Actif depuis les années 1980 dans la sphère artistique internationale, il a exposé ses œuvres dans des institutions aussi prestigieuses que la Tate Gallery à Londres, le centre Pompidou à Paris ou encore le Palais des Beaux-Arts de Bruxelles et de Charleroi, honoré de nombreuses commandes publiques (le métro de Toulouse, le tramway de Nantes ou la place Goldoni à Paris) et travaillé de concert avec plusieurs architectes renommés à des interventions dans quelques bâtiments historiques (Théâtre des Abbesses et la Manufacture des Gobelins à Paris, université de Metz, palais royal à Bruxelles, collégiale Sainte-Waudru à Mons). À Liège, on se souvient aussi de ses interventions remarquées (le Balloir, la rue Bonne fortune, l’ancienne société d’Émulation) ainsi que de sa première collaboration avec le Musée en Plein Air du Sart Tilman qui a engendré, en 1996, l’œuvre Sieste sur les hauteurs de Liège.
C’est peut-être ici que… Patrick Corillon est passé
Réel touche-à-tout, Patrick Corillon a déjà livré une production variée, « polymorphe », qui expérimente toutes les techniques (photographies, installations sonores et vidéo, films d’animations, pièces de théâtre, objets, livres…) et dans laquelle, inlassablement, il explore le domaine des sentiments, de l’imagination, du probable ainsi que du langage, vecteur de narration et des expressions.

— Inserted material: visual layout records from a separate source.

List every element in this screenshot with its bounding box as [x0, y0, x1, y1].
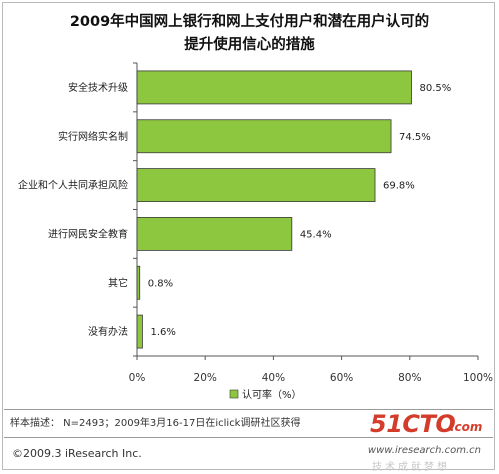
category-label: 实行网络实名制	[58, 130, 128, 143]
x-tick-label: 60%	[330, 372, 353, 384]
bar	[136, 119, 392, 154]
copyright-text: ©2009.3 iResearch Inc.	[12, 447, 142, 460]
legend-swatch	[229, 389, 239, 399]
bar	[136, 70, 412, 105]
bar	[136, 217, 293, 251]
data-label: 80.5%	[420, 83, 452, 94]
data-label: 74.5%	[399, 132, 431, 143]
footer-divider-bottom	[4, 437, 493, 438]
bar	[136, 314, 143, 349]
data-label: 45.4%	[300, 229, 332, 240]
chart-frame	[2, 2, 495, 470]
watermark-logo: 51CTO	[370, 410, 456, 438]
category-label: 进行网民安全教育	[48, 227, 128, 240]
data-label: 69.8%	[383, 181, 415, 192]
data-label: 1.6%	[150, 327, 175, 338]
watermark-tagline: 技术成就梦想	[372, 462, 450, 473]
legend-label: 认可率（%）	[242, 388, 302, 401]
x-tick-label: 80%	[398, 372, 421, 384]
data-label: 0.8%	[148, 278, 173, 289]
x-tick-label: 0%	[129, 372, 146, 384]
footer-divider-top	[4, 409, 493, 410]
site-url[interactable]: www.iresearch.com.cn	[367, 445, 481, 456]
category-label: 企业和个人共同承担风险	[18, 179, 128, 192]
category-label: 其它	[108, 276, 128, 289]
category-label: 安全技术升级	[68, 81, 128, 94]
sample-note: 样本描述： N=2493；2009年3月16-17日在iclick调研社区获得	[10, 418, 301, 429]
chart-title-line1: 2009年中国网上银行和网上支付用户和潜在用户认可的	[69, 14, 430, 30]
bar	[136, 265, 141, 300]
x-tick-label: 40%	[262, 372, 285, 384]
x-tick-label: 100%	[463, 372, 493, 384]
x-tick-label: 20%	[194, 372, 217, 384]
watermark-domain: .com	[450, 420, 483, 434]
category-label: 没有办法	[88, 325, 128, 338]
chart-title-line2: 提升使用信心的措施	[184, 37, 315, 53]
bar	[136, 168, 376, 202]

Se présentant comme un passeur de mémoire, un raconteur de fictions, il a à cœur d’interroger la mémoire des lieux, d’en glaner précieusement les histoires et de les évoquer par des installations discrètes (une lézarde dans un mur, une plante grimpante, des traces de ballons…).
L'arbre, 2008. Photo Raoul Lhermite. - Patrick Corillon. Photo Stéphanie Reynders
Ses plaques de rues, disséminées aux quatre coins de la Belgique durant les années 1980, avaient déjà ouvert la voie avec leur scepticisme déconcertant (« C’est peut-être ici que… »), reléguant ces anecdotes à leur place subjective de mythes. Ces légendes, réelles ou créées de toutes pièces, alimentent la poésie toute personnelle de l’artiste, qui tente de définir le processus de réciprocité entre l’homme et ce qui l’entoure – la nature, la ville, les bâtiments, témoins des marques plus ou moins délébiles qu’il y appose. « Peu importe la forme qu’elles prennent et l’endroit où elles sont installées, ses créations sont celles d’un raconteur de légendes, d’un affabulateur hors pair qui s’ingénie à construire un monde avec la précision d’un historien » commente Julie Bawin.
L’hôpital comme une histoire
Dans un lieu aussi lourd de sens que l’hôpital, Corillon déroule les récits que les malades s’inventent ou se racontent entre eux pour tenir le coup, pour s’évader, pour s’interroger : Ces derniers temps, on ne se sentait pas très bien. Mais on ne savait pas si on était vraiment malade, ou si on se racontait des histoires (L’épidémie, 2009). Toutefois, l’artiste ne se contente pas d’épingler en collection une série de faits, de souvenirs. Il les livre comme des tremplins pour réfléchir, interpréter et vivre le lieu lui-même, théâtre des événements. « C’est en réalité toute l’histoire de l’hôpital en soi qu’il réinvente en relatant des faits qui s’y seraient déroulés, des découvertes qui y auraient eu lieu. D’une forme à l’autre, ces récits se répondent et s’entrecroisent, ils se lisent autant qu’ils se regardent, se touchent autant qu’ils s’écoutent » précise encore la commissaire.